Now, disclaimer: this ‘bug’ may well be a known and documented condition, but it’s not in the DR written PL/I compiler manual, and any other documentation has probably been lost over the ages.

So with that, I mentioned in my last post that I had to build my own ‘doexp()’ subroutine for the concentration program because squaring a negative number was failing ‘Error(3)’.

Well, it happened again. This time I was converting an old fracture program from FORTRAN and it was failing with OVERFLOW(1) errors. After some serious tracing with debug prints, I found it was again the ‘**’ exponent function that was the cause. Looking at the numbers coming from the program, there was NO WAY it could be a real calculation problem (-.0152534 ** 2 is NOT an overflow!!!) so it had to be the ‘**’ again.

To verify I grabbed the ‘doexp()’ subrouting from the concentration program and popped into the fracture program, and sure enough it runs.

As there is no way I can examine the source of the built-in function, I’ll just have to use my ‘doexp()’ from now on.

At least the program runs now. 🙂

It matters to me (or the lost art of program tuning)

In my last post I talked about Pl/I programming, which I’ve again fallen in love with, and the speed of my small engineering programs on my Z80 single board computer compared to a modern PC.

I was actually incorrect in my last post – the program is not 4000 times slower than a PC. In fact, the PC version was so quick one could not really time it by hand. There are tools on Unix boxes to time program execution, but I didn’t use them. However, a more realistic estimate of the larger data set would be about 1/2 second, not 1 second.

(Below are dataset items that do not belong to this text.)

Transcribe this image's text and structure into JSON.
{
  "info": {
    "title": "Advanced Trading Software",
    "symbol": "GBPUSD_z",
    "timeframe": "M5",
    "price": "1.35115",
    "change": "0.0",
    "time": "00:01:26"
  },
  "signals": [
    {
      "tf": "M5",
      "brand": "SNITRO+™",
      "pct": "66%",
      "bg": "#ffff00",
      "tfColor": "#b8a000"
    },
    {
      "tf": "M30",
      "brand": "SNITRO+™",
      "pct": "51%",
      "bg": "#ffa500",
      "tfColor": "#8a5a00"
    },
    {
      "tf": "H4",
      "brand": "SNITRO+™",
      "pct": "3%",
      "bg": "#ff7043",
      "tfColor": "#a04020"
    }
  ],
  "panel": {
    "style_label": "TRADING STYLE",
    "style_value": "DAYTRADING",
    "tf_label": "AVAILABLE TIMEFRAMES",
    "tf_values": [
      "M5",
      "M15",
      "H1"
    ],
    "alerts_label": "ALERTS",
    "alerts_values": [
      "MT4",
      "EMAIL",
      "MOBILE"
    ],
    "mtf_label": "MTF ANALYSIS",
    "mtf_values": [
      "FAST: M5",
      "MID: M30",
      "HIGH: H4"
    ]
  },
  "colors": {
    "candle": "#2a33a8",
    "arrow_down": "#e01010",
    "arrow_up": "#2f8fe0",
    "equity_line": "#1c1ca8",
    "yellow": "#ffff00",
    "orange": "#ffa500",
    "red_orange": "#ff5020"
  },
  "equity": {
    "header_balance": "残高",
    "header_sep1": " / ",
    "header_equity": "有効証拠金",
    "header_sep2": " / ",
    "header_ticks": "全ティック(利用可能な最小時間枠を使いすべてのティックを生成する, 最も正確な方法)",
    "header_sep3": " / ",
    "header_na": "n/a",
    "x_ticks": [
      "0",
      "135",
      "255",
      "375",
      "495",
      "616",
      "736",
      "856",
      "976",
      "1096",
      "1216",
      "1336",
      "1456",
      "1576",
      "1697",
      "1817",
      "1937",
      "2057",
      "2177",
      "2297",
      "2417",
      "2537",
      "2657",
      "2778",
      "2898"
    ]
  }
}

That means my little Z80 program was 4000 x 2 or 8000 time slower (at least).

But something else about that program has been bothering me for the past few days. I mentioned in my last post how the ‘exp’ (or ‘**’) operation had a bug that prevented the double precision version working with negative numbers. Normally, there’s no problem – for example square -2 and you get +4. Cube -2 and you get -8. It’s all just serial multiplication, so it bothered me that it was not working. My fix was to add ‘abs’ before the term to remove any negative value; that worked, but I wasn’t happy with the fix as it wasn’t ‘totally correct’ from an aesthetic standpoint.

The solution was to return to my programming roots. Back in the early 1980’s I worked writing Reservoir Simulation programs. These huge FORTRAN programs could consume every calculation cycle of very, very large computers. Optimization beyond what a compiler was capable of became essential. There were many tricks we used to squeeze every bit of performance out of such programs.

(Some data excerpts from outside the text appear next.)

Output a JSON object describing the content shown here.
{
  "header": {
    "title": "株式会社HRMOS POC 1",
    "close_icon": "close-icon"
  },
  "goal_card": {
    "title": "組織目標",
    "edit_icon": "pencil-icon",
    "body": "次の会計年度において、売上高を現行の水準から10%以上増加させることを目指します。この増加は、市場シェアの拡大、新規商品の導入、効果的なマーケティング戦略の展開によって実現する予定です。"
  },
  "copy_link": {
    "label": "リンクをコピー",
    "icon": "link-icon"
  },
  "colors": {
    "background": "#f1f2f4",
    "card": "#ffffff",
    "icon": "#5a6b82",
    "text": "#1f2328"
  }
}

One technique involved removing subroutine calls when possible by ‘in lining’ code. It’s ugly, and counter to all ‘structured programming’ rules, but it does work. Another technique analyzed operations; division is much more ‘expensive’ (in CPU cycles) than multiplication, with addition being about the cheapest. Loops have set-up time, so ‘unrolling’ loops might also be done in simple cases.

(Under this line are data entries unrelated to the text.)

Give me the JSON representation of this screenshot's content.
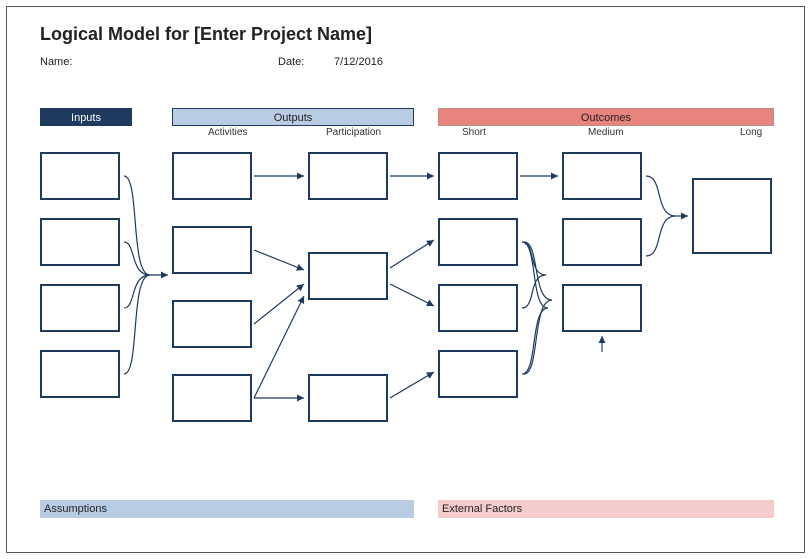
{
  "title": "Logical Model for [Enter Project Name]",
  "fields": {
    "name_label": "Name:",
    "name_value": "",
    "date_label": "Date:",
    "date_value": "7/12/2016"
  },
  "headers": {
    "inputs": "Inputs",
    "outputs": "Outputs",
    "outcomes": "Outcomes"
  },
  "subheaders": {
    "activities": "Activities",
    "participation": "Participation",
    "short": "Short",
    "medium": "Medium",
    "long": "Long"
  },
  "footers": {
    "assumptions": "Assumptions",
    "external_factors": "External Factors"
  },
  "colors": {
    "dark_blue": "#1f3a5f",
    "light_blue": "#b8cce4",
    "salmon": "#e6847d",
    "light_pink": "#f4cccc"
  }
}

My analysis of this particular PL/I program showed the line with the error in it had multiplication, division, and that exponentiation. Now I added a call to the ‘abs’ function. I knew there was a way to fix both and make it run faster… convert ‘exp’ (or ‘**’) into serial multiplication and remove the ‘abs’ call. It would not only fix the negative value error (multiply always works) but remove two function calls and their related overhead (push stack, pop stack).

I decided to write a new function ‘doexp()’ which used a loop to perform the serial multiplication. I knew I was adding the overhead of a new function, but removing two function calls and a (supposed) complex general-purpose exponentiation routine. It won’t work for fractional exponents, but this program was always limited to whole number exponents anyway.

The new function coded, I tried the smaller data sets. All reported a roughly 1.5 time speed improvement. I then ran the big data set, and early timing of the time steps shows it’s running 2 times faster than the original program. The entire job, which would have taken 2.8 days, will now run in 1.4 days. For program tuning, this is a huge improvement.

As the post title says, it matters to me. It was also great fun to see it work.